Here in FICCI, it has been a busy month for us too. We released our Business Confidence Survey for July and August 2013 – the results of which were astounding. India’s business confidence is at its lowest during the last seventeen quarters. I hope that it has reached its nadir and the only way forward, is going up. That said, I am optimistic about the India story, primarily because the government is now actively considering resolving key industry concerns, which are – further liberalization of FDI norms, resolution of tax concerns of industry, fast tracking public sector investments and containing the fiscal deficit. All these would give a boost to investor sentiment and help kick-start the investment cycle in the economy.

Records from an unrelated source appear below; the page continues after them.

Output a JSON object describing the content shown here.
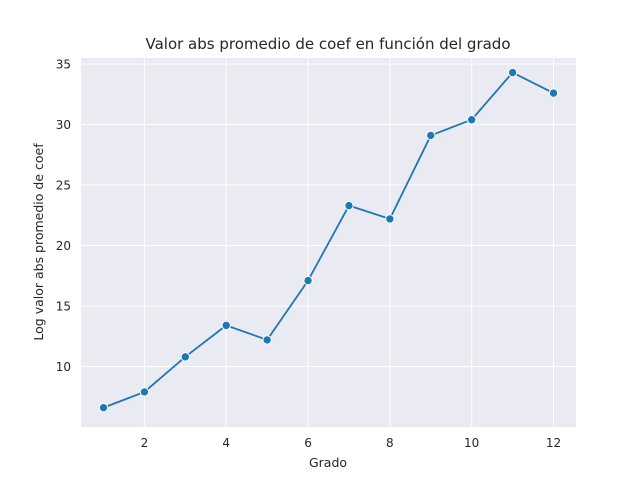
{
  "chart_data": {
    "type": "line",
    "title": "Valor abs promedio de coef en función del grado",
    "xlabel": "Grado",
    "ylabel": "Log valor abs promedio de coef",
    "x": [
      1,
      2,
      3,
      4,
      5,
      6,
      7,
      8,
      9,
      10,
      11,
      12
    ],
    "series": [
      {
        "values": [
          6.6,
          7.9,
          10.8,
          13.4,
          12.2,
          17.1,
          23.3,
          22.2,
          29.1,
          30.4,
          34.3,
          32.6
        ]
      }
    ],
    "xlim": [
      0.45,
      12.55
    ],
    "ylim": [
      5.0,
      35.5
    ],
    "xticks": [
      2,
      4,
      6,
      8,
      10,
      12
    ],
    "yticks": [
      10,
      15,
      20,
      25,
      30,
      35
    ],
    "grid": true,
    "colors": {
      "line": "#1f77b4",
      "marker_edge": "#ffffff",
      "plot_bg": "#eaeaf2",
      "grid": "#ffffff"
    }
  }
}
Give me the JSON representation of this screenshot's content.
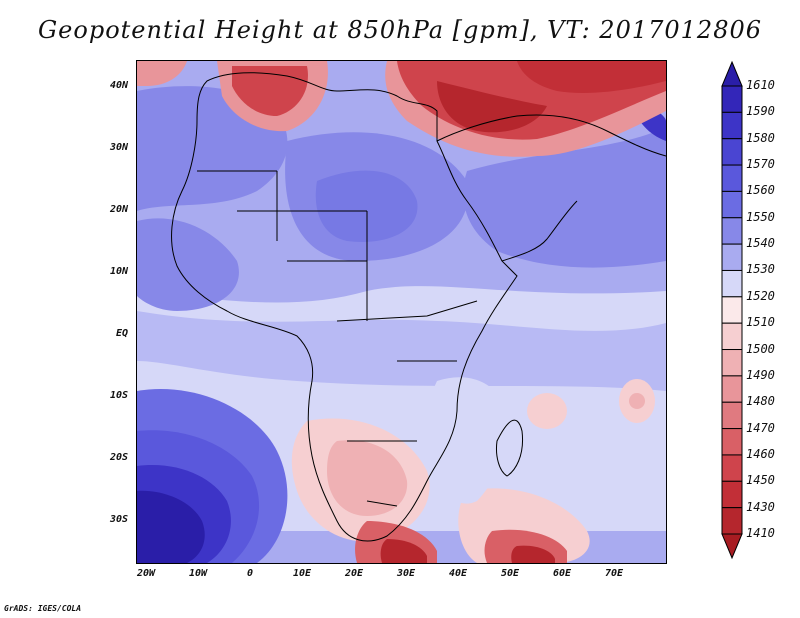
{
  "title": "Geopotential Height at 850hPa [gpm], VT: 2017012806",
  "y_ticks": [
    "40N",
    "30N",
    "20N",
    "10N",
    "EQ",
    "10S",
    "20S",
    "30S"
  ],
  "x_ticks": [
    "20W",
    "10W",
    "0",
    "10E",
    "20E",
    "30E",
    "40E",
    "50E",
    "60E",
    "70E"
  ],
  "colorbar": {
    "levels": [
      "1610",
      "1590",
      "1580",
      "1570",
      "1560",
      "1550",
      "1540",
      "1530",
      "1520",
      "1510",
      "1500",
      "1490",
      "1480",
      "1470",
      "1460",
      "1450",
      "1430",
      "1410"
    ],
    "colors": [
      "#2a1ea8",
      "#3326b9",
      "#3d34c7",
      "#4a45d2",
      "#5a58dc",
      "#6b6ce3",
      "#8788e8",
      "#a9abf0",
      "#d6d8f8",
      "#fbe9ea",
      "#f6cfd1",
      "#efb1b4",
      "#e8959a",
      "#e07a80",
      "#d96066",
      "#cf444c",
      "#c22f37",
      "#b5262d",
      "#a81c22"
    ]
  },
  "footer": "GrADS: IGES/COLA"
}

As always, your business chamber, FICCI has been in the forefront by suggesting further measures that the government and the Reserve Bank can take up to prop up the economy and importantly, the business sentiments. FICCI has been actively working on various issues across sectors. We are working at a granular level across varied sectors that include power, skills, environment, specifically climate change initiatives, real estate, aviation and many more. I am pleased to share a recap of our activities and policy suggestions with you through this report.
However, I would like to draw your interest to a critical area of concern for us – the capacity deficit in power transmission. Enhancing India’s power transmission capacity along with generation and distribution is critical. The attention that we have been paying to enhancing our power transmission capacity is at best, inadequate. A less than optimal progress on this front threatens to jeopardize India’s efforts to raise economic & manufacturing growth and the socio-economic well-being of the people.

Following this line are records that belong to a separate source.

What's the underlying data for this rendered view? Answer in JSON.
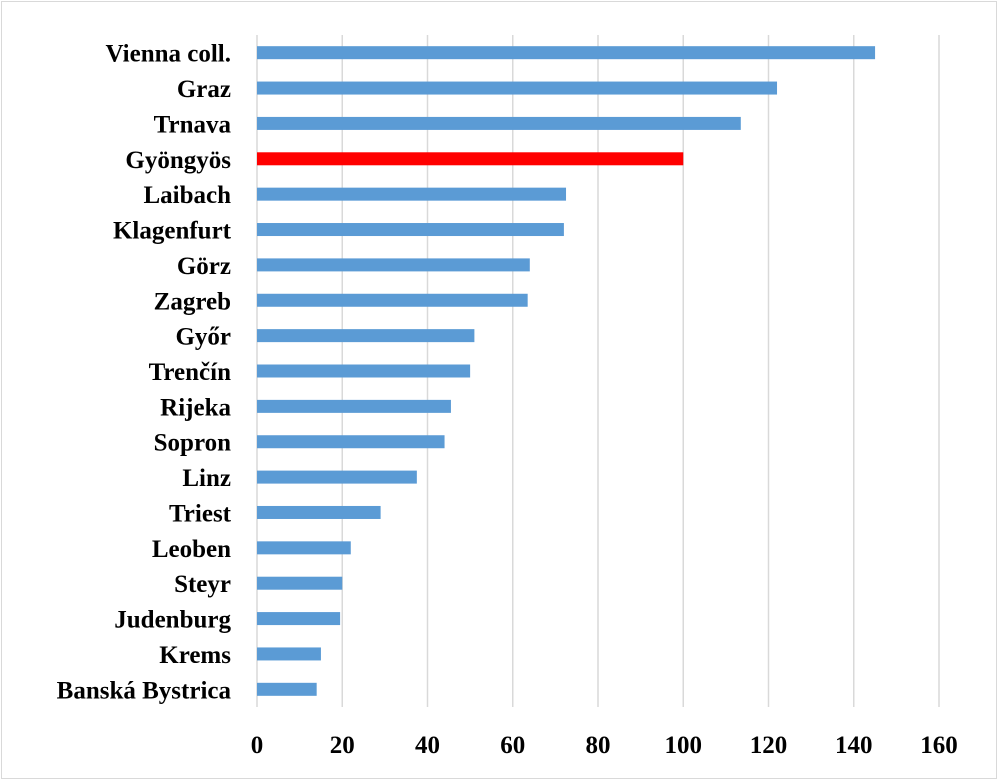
{
  "chart_data": {
    "type": "bar",
    "orientation": "horizontal",
    "title": "",
    "xlabel": "",
    "ylabel": "",
    "xlim": [
      0,
      160
    ],
    "x_ticks": [
      0,
      20,
      40,
      60,
      80,
      100,
      120,
      140,
      160
    ],
    "grid": "vertical",
    "legend": "none",
    "categories": [
      "Vienna coll.",
      "Graz",
      "Trnava",
      "Gyöngyös",
      "Laibach",
      "Klagenfurt",
      "Görz",
      "Zagreb",
      "Győr",
      "Trenčín",
      "Rijeka",
      "Sopron",
      "Linz",
      "Triest",
      "Leoben",
      "Steyr",
      "Judenburg",
      "Krems",
      "Banská Bystrica"
    ],
    "values": [
      145,
      122,
      113.5,
      100,
      72.5,
      72,
      64,
      63.5,
      51,
      50,
      45.5,
      44,
      37.5,
      29,
      22,
      20,
      19.5,
      15,
      14
    ],
    "bar_color": "#5b9bd5",
    "highlight_category": "Gyöngyös",
    "highlight_color": "#ff0000",
    "grid_color": "#d9d9d9"
  }
}
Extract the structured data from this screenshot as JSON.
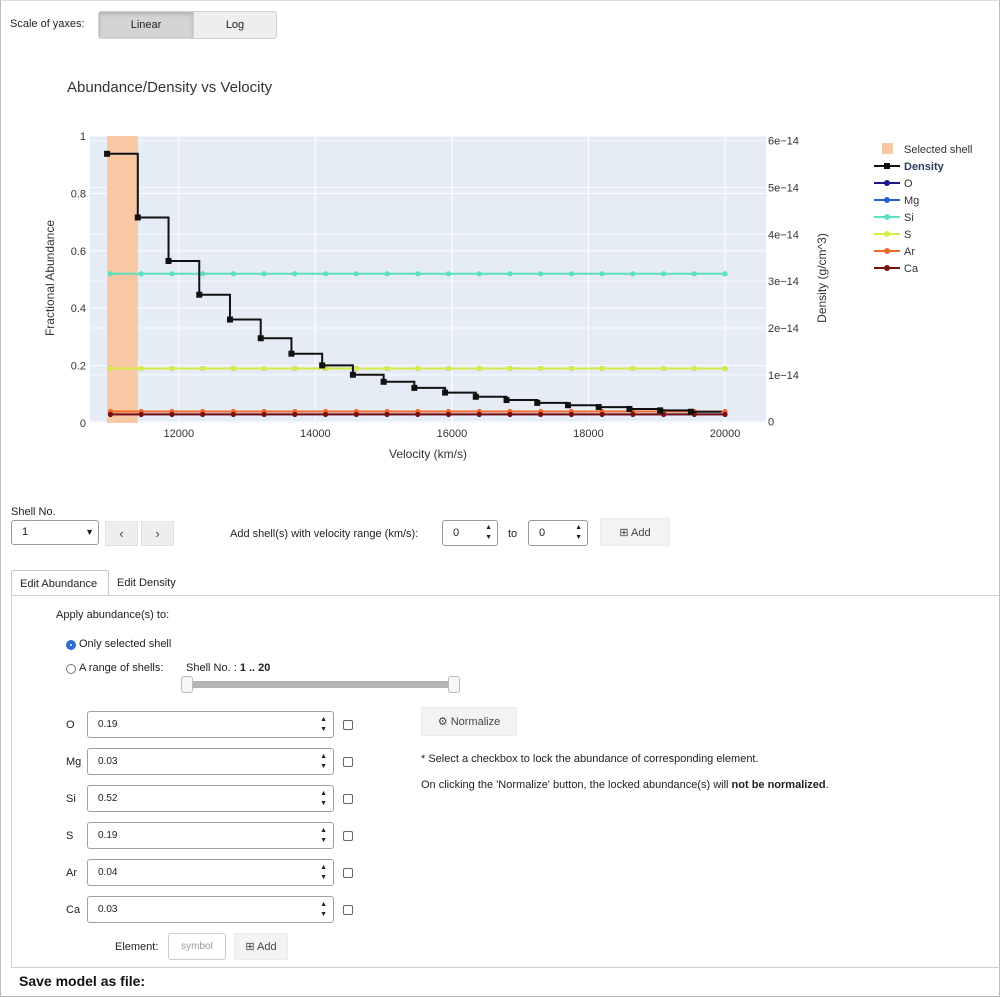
{
  "top": {
    "scale_label": "Scale of yaxes:",
    "scale_options": [
      "Linear",
      "Log"
    ],
    "scale_selected": "Linear"
  },
  "chart_data": {
    "type": "line",
    "title": "Abundance/Density vs Velocity",
    "xlabel": "Velocity (km/s)",
    "ylabel": "Fractional Abundance",
    "y2label": "Density (g/cm^3)",
    "xlim": [
      10700,
      20600
    ],
    "ylim": [
      0,
      1
    ],
    "y2lim": [
      -3e-16,
      6.1e-14
    ],
    "x_ticks": [
      12000,
      14000,
      16000,
      18000,
      20000
    ],
    "x_tick_labels": [
      "12000",
      "14000",
      "16000",
      "18000",
      "20000"
    ],
    "y_ticks": [
      0,
      0.2,
      0.4,
      0.6,
      0.8,
      1
    ],
    "y_tick_labels": [
      "0",
      "0.2",
      "0.4",
      "0.6",
      "0.8",
      "1"
    ],
    "y2_ticks": [
      0,
      1e-14,
      2e-14,
      3e-14,
      4e-14,
      5e-14,
      6e-14
    ],
    "y2_tick_labels": [
      "0",
      "1e−14",
      "2e−14",
      "3e−14",
      "4e−14",
      "5e−14",
      "6e−14"
    ],
    "grid": true,
    "legend_position": "right",
    "selected_shell": {
      "name": "Selected shell",
      "x0": 10950,
      "x1": 11400,
      "color": "#f8c7a4"
    },
    "density": {
      "name": "Density",
      "color": "#111111",
      "x": [
        10950,
        11400,
        11850,
        12300,
        12750,
        13200,
        13650,
        14100,
        14550,
        15000,
        15450,
        15900,
        16350,
        16800,
        17250,
        17700,
        18150,
        18600,
        19050,
        19500
      ],
      "y": [
        5.72e-14,
        4.36e-14,
        3.43e-14,
        2.71e-14,
        2.18e-14,
        1.78e-14,
        1.45e-14,
        1.2e-14,
        1e-14,
        8.5e-15,
        7.2e-15,
        6.2e-15,
        5.3e-15,
        4.6e-15,
        4e-15,
        3.5e-15,
        3.1e-15,
        2.7e-15,
        2.4e-15,
        2.1e-15
      ],
      "x_end": 19950
    },
    "abundance_x": [
      11000,
      11450,
      11900,
      12350,
      12800,
      13250,
      13700,
      14150,
      14600,
      15050,
      15500,
      15950,
      16400,
      16850,
      17300,
      17750,
      18200,
      18650,
      19100,
      19550,
      20000
    ],
    "series": [
      {
        "name": "O",
        "value": 0.19,
        "color": "#1a1a8a"
      },
      {
        "name": "Mg",
        "value": 0.03,
        "color": "#2a5bd7"
      },
      {
        "name": "Si",
        "value": 0.52,
        "color": "#5be0c0"
      },
      {
        "name": "S",
        "value": 0.19,
        "color": "#d8ec4a"
      },
      {
        "name": "Ar",
        "value": 0.04,
        "color": "#f06a2a"
      },
      {
        "name": "Ca",
        "value": 0.03,
        "color": "#7a1010"
      }
    ]
  },
  "shell": {
    "label": "Shell No.",
    "selected": "1",
    "prev": "‹",
    "next": "›",
    "add_range_label": "Add shell(s) with velocity range (km/s):",
    "from_value": "0",
    "to_label": "to",
    "to_value": "0",
    "add_label": "Add"
  },
  "tabs": [
    "Edit Abundance",
    "Edit Density"
  ],
  "abundance": {
    "apply_label": "Apply abundance(s) to:",
    "option_single": "Only selected shell",
    "option_range": "A range of shells:",
    "range_label": "Shell No. : ",
    "range_value": "1 .. 20",
    "normalize_label": "Normalize",
    "note1": "* Select a checkbox to lock the abundance of corresponding element.",
    "note2_pre": "On clicking the 'Normalize' button, the locked abundance(s) will ",
    "note2_bold": "not be normalized",
    "note2_post": ".",
    "elements": [
      {
        "symbol": "O",
        "value": "0.19"
      },
      {
        "symbol": "Mg",
        "value": "0.03"
      },
      {
        "symbol": "Si",
        "value": "0.52"
      },
      {
        "symbol": "S",
        "value": "0.19"
      },
      {
        "symbol": "Ar",
        "value": "0.04"
      },
      {
        "symbol": "Ca",
        "value": "0.03"
      }
    ],
    "element_label": "Element:",
    "element_placeholder": "symbol",
    "element_add": "Add"
  },
  "footer": {
    "save_label": "Save model as file:"
  }
}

Power shortages currently entail a GDP loss of US$ 68 billion or 0.4% of India’s GDP. The fact that only 135 GW of peak demand is met despite installed capacity of 225 GW, highlights the need for capacity creation in power transmission sector. We stand at a tipping point. And, we need to act fast.
We, at FICCI, along with Booz & Co. released a report – ‘Power Transmission: The Real Bottleneck’. The report is a result of the work done by FICCI Task Force on Power Transmission and outlines the challenges in creating transmission capacity along with actionable recommendations to avert a potential crisis. Some of our suggestions to the government were to:
- Anchor an efficient planning process by pruning concept to commissioning period to 40 months;
- Reduce the concentration of excessive projects to a single PSU;
- Incentivize the use of modern technology to allow bridging the power transmission capacity gap and also to conserve environment;
- Create a level playing field for private participants with PGCIL in terms of forest clearance and role in planning; and
- Establish an adequate dispute redress mechanism, stringent qualification and simpler exit norms to address the huge private capital requirements for the XII plan.
I’m pleased to share our activities report with you and will be sharing similar reports with you regularly . I look forward to your ideas and suggestions.